Her yerde parçalanmış mankenler ve kırık robot parçaları vardı. Bazı cam duvarlar da çatlamıştı. Kafamı çevirdim ve Damian'a baktım. Şaşırmış gibi görünmüyordu. Ama yanındaki kızın durumu tam tersiydi. Odaya girer girmez elindeki yarısı bitmiş dondurmayı düşürdü.
"Bu kadar saattir burda mıydın dostum, her yerde seni arıyordum." Dedi Damian. Ama bana bu pek de inandırıcı gelmemişti. Elimle gel işareti yaptım.
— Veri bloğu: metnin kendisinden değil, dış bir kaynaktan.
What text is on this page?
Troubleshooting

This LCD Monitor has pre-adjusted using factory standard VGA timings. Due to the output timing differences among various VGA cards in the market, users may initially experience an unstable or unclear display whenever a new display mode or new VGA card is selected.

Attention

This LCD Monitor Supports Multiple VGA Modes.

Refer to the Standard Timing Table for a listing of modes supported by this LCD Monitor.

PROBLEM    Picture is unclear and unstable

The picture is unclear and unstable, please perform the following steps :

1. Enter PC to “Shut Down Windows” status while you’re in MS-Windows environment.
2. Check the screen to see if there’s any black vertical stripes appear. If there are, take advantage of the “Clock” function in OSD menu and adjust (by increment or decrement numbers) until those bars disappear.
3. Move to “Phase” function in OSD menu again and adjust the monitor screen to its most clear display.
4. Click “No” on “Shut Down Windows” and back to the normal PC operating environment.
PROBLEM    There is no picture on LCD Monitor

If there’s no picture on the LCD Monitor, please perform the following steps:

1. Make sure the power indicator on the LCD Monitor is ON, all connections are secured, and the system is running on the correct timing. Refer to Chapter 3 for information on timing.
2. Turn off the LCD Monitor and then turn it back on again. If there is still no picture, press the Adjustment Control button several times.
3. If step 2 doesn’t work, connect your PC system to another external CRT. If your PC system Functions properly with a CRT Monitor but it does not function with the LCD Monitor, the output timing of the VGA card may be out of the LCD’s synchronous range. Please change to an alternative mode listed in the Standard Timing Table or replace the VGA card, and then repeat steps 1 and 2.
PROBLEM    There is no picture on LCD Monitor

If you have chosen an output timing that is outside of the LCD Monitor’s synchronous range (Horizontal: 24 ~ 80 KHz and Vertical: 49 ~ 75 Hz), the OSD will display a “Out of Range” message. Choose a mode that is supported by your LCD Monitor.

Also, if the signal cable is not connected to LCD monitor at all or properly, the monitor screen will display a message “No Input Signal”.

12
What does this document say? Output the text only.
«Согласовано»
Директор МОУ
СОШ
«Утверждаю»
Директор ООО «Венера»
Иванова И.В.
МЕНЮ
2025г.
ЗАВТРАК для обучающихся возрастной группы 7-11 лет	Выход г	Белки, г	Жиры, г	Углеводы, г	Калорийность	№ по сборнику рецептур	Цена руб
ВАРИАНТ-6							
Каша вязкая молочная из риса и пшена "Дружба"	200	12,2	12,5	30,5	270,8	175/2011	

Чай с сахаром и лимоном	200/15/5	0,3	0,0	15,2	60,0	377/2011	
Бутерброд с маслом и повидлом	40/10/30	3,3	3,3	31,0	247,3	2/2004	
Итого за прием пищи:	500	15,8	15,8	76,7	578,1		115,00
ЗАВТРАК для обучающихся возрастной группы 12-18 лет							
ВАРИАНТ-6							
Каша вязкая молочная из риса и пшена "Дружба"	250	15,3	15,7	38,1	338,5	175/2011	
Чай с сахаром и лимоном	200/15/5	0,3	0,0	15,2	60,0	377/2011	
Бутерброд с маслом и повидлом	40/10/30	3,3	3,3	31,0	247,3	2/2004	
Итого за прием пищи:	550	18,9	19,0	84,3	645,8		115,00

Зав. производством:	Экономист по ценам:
Damian, kıza bir kaç şey söyledi ve sonra yanıma geldi. Esmer kız salondan ağır adımlarla çıktı. O çıkar çıkmaz konuşmaya başladım.
"Beni mi arıyordun, bana daha çok, kız arkadaşınla yalnız kalabileceğin bir oda ararken karşılaşmışız gibi geldi." Dediğimde sırıtmaya başladı.
"Ayrıntılara hiç girmeyelim." Dediğinde ben de sırıtmaya başlamıştım."Aslında çok kolay oldu biliyor musun. Sana söylemiştim zaten onu hoş bulduğumu. O ve arkadaşları öğle yemeğini yerken yanlarına ışınlandım. Ve hemen orda çıkma teklifi ettim. Kız afalladı başta, ama sonra kabul etti." Dedi Damian. Ama bir anda ciddiyetine kavuşarak sordu.
"Ed'in durumu nasıl?""Onu Cooper ile gönderdiğimden beri bilmiyorum. Morgus onunla ilgilenecektir." Dediğimde başını salladı ve kafasını çevirip odaya baktı.
"Dostum, burayı yerle bir etmişsin." Dedi Damian. Ben de gülerek cevap verdim.
"Sabaha önceki halinden bile daha iyi olur, gör bak. Şehrin en ayrıcalıklı yerindeyiz." Dedim.Damian "Yani istediğimizi kırıp dökebiliriz." Diye cevap verdiğinde afalladım.
"Onu demek istememiştim. Yani-"
"Yok, gerçekten, bir şeyler kırıp döksek iyi olur bence. Ne dersin?" Damian gerçekten bunu istiyor gibiydi.
"Ben son saatlerimi zaten böyle geçirdim ama sen istiyorsan sıkıntı olmaz."Damian yerden kırık bir beton parçası aldı. Bana doğru uzattığında, ne demek istediğini anlamıştım. Beton parçasını elime aldım ve beton parçası, aynı renk olan elimde sanki kayboldu. Damian'a baktım. Karşıma geçti ve kendinden emin bir şekilde konuştu
"Vur bana.""Yok artık." Diye cevap verdim. Gerçekten ona vurmamı mı istiyordu? Bu kadar deli miydi?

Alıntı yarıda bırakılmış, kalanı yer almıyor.